Abstract
Introduction
Multirefractory immune thrombocytopenia (ITP), defined by resistance to both corticosteroids and thrombopoietin receptor agonists (TPO-RAs), represents a major clinical challenge with limited therapeutic options. The mechanisms of this dual resistance are poorly understood. Emerging evidence suggests that multirefractory patients harbor unique immune dysregulation patterns involving unconventional cell subsets that maintain chronic inflammatory states. We investigated that a distinct immune signature, driven by specific unconventional T cells, underpins this refractory state and can be targeted therapeutically.
Methods
We performed 41-marker mass cytometry (CyTOF) analysis on peripheral blood mononuclear cells from 27 individuals, comprising 9 healthy controls (HC), 9 non-multirefractory ITP patients (Non-MR ITP), and 9 multirefractory ITP patients (MR ITP). The 9 MR ITP patients subsequently received baricitinib, with samples collected at baseline and 12 weeks post-treatment. Unsupervised clustering algorithms, t-SNE dimensionality reduction, and statistical modeling were used to dissect the peripheral immune landscape and identify cell populations associated with multirefractory status and treatment response.
Results
High-dimensional analysis revealed a distinct immune signature in multirefractory (MR) patients compared to both healthy controls (HC) and non-multirefractory (Non-MR) ITP patients. This signature was centrally characterized by a profound 3.8-fold expansion of effector memory γδT cells re-expressing CD45RA (γδT EMRA). These cells displayed a hyper-cytotoxic phenotype, co-expressing high levels of CD57 and the chemokine receptor CXCR3, and were further defined by elevated intracellular granzyme B and the pro-inflammatory transcription factor T-bet.
Concurrently, this pro-inflammatory state was associated with a severely compromised regulatory capacity. Myeloid-derived suppressor cells (MDSCs) were markedly reduced by 70% in MR patients, a loss primarily driven by the monocytic (CD14⁺HLA-DR⁻/low) subset. Furthermore, the cytotoxic skew extended to the innate immune compartment, with natural killer (NK) cell analysis revealing an extreme shift toward the CD56dim cytotoxic phenotype, characterized by maximal CD16 expression and minimal levels of the pro-survival receptor CD127 (IL-7Rα).

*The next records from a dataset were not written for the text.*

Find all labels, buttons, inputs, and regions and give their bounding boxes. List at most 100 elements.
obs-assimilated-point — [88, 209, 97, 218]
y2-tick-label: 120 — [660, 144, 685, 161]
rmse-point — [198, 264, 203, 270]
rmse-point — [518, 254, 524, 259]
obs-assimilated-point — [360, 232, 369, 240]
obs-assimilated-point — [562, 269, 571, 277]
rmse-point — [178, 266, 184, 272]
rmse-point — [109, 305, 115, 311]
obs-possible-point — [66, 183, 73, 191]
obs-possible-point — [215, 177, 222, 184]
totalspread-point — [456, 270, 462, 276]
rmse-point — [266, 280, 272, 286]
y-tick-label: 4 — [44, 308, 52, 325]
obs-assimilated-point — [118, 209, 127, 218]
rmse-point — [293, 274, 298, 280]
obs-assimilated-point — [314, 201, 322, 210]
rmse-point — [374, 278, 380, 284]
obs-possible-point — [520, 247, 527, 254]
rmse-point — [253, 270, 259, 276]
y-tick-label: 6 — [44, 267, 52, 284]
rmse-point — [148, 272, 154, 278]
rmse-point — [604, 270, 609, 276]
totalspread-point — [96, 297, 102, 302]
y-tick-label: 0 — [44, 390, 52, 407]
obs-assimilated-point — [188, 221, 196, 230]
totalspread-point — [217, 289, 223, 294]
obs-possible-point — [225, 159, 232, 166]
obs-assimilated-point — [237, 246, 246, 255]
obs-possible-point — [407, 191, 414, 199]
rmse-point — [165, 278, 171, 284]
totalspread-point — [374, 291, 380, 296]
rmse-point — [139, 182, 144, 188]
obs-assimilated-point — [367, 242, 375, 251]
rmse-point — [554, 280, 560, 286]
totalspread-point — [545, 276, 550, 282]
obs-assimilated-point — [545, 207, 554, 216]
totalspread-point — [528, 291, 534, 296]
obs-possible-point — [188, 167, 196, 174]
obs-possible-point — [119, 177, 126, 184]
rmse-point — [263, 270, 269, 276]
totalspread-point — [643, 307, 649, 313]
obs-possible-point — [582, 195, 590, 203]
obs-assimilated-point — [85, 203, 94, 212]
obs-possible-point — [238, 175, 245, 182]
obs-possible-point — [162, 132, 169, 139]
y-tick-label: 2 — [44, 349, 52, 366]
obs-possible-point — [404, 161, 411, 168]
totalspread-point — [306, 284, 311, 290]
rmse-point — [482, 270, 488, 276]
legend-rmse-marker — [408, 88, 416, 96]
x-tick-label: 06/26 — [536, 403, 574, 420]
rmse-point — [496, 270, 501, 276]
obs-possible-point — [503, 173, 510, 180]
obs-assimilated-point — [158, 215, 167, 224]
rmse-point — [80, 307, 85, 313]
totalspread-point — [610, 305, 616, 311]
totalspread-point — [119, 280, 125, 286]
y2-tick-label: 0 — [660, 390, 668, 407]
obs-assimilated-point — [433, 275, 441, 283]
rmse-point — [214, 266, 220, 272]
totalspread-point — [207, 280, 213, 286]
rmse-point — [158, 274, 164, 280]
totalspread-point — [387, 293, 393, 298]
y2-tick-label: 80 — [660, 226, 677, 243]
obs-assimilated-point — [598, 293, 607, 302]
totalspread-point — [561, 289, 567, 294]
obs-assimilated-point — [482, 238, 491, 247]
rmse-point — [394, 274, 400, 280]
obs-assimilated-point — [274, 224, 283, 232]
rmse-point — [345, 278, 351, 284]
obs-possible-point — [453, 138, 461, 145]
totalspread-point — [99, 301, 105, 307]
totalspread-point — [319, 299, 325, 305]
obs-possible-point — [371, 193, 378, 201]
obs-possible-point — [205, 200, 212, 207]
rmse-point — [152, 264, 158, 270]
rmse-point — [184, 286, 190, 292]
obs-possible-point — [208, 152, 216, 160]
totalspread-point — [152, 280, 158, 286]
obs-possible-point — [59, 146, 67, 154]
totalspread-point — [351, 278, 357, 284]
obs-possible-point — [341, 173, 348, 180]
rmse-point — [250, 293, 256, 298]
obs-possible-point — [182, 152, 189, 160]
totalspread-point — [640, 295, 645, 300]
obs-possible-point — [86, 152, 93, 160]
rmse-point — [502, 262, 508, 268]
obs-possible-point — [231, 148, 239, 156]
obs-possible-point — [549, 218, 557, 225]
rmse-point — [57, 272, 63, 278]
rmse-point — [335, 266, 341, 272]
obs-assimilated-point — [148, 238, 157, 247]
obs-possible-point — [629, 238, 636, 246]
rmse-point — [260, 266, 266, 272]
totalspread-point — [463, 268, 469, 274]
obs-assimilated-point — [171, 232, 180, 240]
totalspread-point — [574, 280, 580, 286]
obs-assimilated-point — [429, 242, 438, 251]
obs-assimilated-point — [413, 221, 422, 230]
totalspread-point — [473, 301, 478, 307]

Crucially, intervention with baricitinib in the MR cohort induced a significant remodeling of this aberrant immune signature. After 12 weeks of treatment, the pathogenic γδT EMRA population decreased by 64%, a reduction that was strongly correlated with platelet count recovery (r = -0.82, p < 0.01). This therapeutic effect was mirrored by a significant 3.2-fold restoration of the M-MDSC frequency and a rebalancing of the NK-cell compartment toward a more regulatory CD56bright phenotype, indicating a broad re-establishment of immune homeostasis.
Conclusions
This study reveals a distinct immune signature specifically associated with multirefractory ITP, which is dominated by the expansion of a cytotoxic γδT cell population. These findings implicate cytotoxic γδT cells as key players in the pathophysiology of dual treatment resistance in ITP. Furthermore, the reversal of this signature by a JAK inhibitor provides a mechanistic rationale for its use. High-dimensional immunological profiling may therefore guide precision therapeutic strategies for this challenging patient population.